Heatmaps and Graphs
Introduction
Visualizing metrics is a crucial skill when working with monitoring systems like Prometheus. While simple line graphs can help you track individual metrics over time, more complex visualizations like heatmaps allow you to understand the distribution of your data and identify patterns that might otherwise remain hidden.
In this guide, we'll explore how to create effective visualizations with Prometheus, focusing on both standard graphs and heatmaps. You'll learn not only the technical aspects of creating these visualizations but also how to interpret them to make data-driven decisions for your applications and infrastructure.

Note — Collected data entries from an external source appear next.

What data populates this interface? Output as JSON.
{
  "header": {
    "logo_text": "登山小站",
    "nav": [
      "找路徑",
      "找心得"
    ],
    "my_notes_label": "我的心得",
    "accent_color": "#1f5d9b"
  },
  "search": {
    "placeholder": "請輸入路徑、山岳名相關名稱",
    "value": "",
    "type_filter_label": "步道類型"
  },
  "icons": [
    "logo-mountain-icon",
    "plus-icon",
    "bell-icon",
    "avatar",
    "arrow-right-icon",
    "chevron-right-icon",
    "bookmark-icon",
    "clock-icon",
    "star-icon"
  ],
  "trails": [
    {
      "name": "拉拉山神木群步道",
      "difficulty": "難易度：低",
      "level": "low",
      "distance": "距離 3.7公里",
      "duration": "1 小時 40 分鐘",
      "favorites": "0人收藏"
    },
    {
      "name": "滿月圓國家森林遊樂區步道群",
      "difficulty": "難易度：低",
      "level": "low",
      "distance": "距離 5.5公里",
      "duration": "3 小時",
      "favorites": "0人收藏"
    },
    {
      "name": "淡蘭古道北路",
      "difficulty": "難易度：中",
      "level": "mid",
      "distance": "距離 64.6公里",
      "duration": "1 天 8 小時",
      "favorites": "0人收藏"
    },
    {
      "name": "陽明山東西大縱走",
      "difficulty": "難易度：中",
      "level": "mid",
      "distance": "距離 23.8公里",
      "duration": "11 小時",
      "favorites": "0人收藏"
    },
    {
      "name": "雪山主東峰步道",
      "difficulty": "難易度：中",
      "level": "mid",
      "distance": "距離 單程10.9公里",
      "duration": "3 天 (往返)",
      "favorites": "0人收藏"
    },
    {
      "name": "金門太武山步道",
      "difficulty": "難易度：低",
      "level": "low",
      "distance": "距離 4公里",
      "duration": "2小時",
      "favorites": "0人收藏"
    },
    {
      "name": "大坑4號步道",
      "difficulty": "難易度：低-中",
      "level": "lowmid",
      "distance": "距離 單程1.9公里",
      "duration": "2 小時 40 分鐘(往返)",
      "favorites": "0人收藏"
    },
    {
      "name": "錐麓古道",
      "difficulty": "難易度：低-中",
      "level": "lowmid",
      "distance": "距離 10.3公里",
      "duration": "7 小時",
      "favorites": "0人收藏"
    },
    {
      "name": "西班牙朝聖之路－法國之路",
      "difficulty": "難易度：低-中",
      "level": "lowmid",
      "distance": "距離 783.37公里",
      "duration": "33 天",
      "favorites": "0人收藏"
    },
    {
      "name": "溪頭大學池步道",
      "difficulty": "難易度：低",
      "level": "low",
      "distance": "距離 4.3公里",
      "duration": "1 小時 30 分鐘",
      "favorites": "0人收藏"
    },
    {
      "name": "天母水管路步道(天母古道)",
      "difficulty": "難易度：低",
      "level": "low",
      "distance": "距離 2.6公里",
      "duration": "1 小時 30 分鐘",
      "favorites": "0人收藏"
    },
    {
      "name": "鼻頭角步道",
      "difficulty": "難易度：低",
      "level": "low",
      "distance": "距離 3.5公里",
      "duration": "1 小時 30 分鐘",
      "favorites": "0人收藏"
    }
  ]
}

Understanding Prometheus Graphs
Basic Graph Types
Prometheus offers several types of visualizations through its web UI and through Grafana (a popular visualization tool that works well with Prometheus):
- Line Graphs: Display metric values over time with each line representing a different time series
- Area Graphs: Similar to line graphs but with the area under the line filled in
- Bar Graphs: Represent discrete data points as vertical bars
- Heatmaps: Show the distribution of values across a range, with colors representing frequency or intensity
- Histograms: Display the distribution of values in buckets
Creating Basic Graphs in Prometheus UI
Let's start with creating a simple graph in the Prometheus web interface:
rate(http_requests_total[5m])
This query calculates the rate of HTTP requests over 5-minute windows. In the Prometheus UI, after entering this query:
- Click on the "Graph" tab
- Adjust the time range using the time picker in the top right
- Hover over points in the graph to see specific values
For more complex queries, you might use functions like sum
to aggregate data:
sum by (instance) (rate(http_requests_total[5m]))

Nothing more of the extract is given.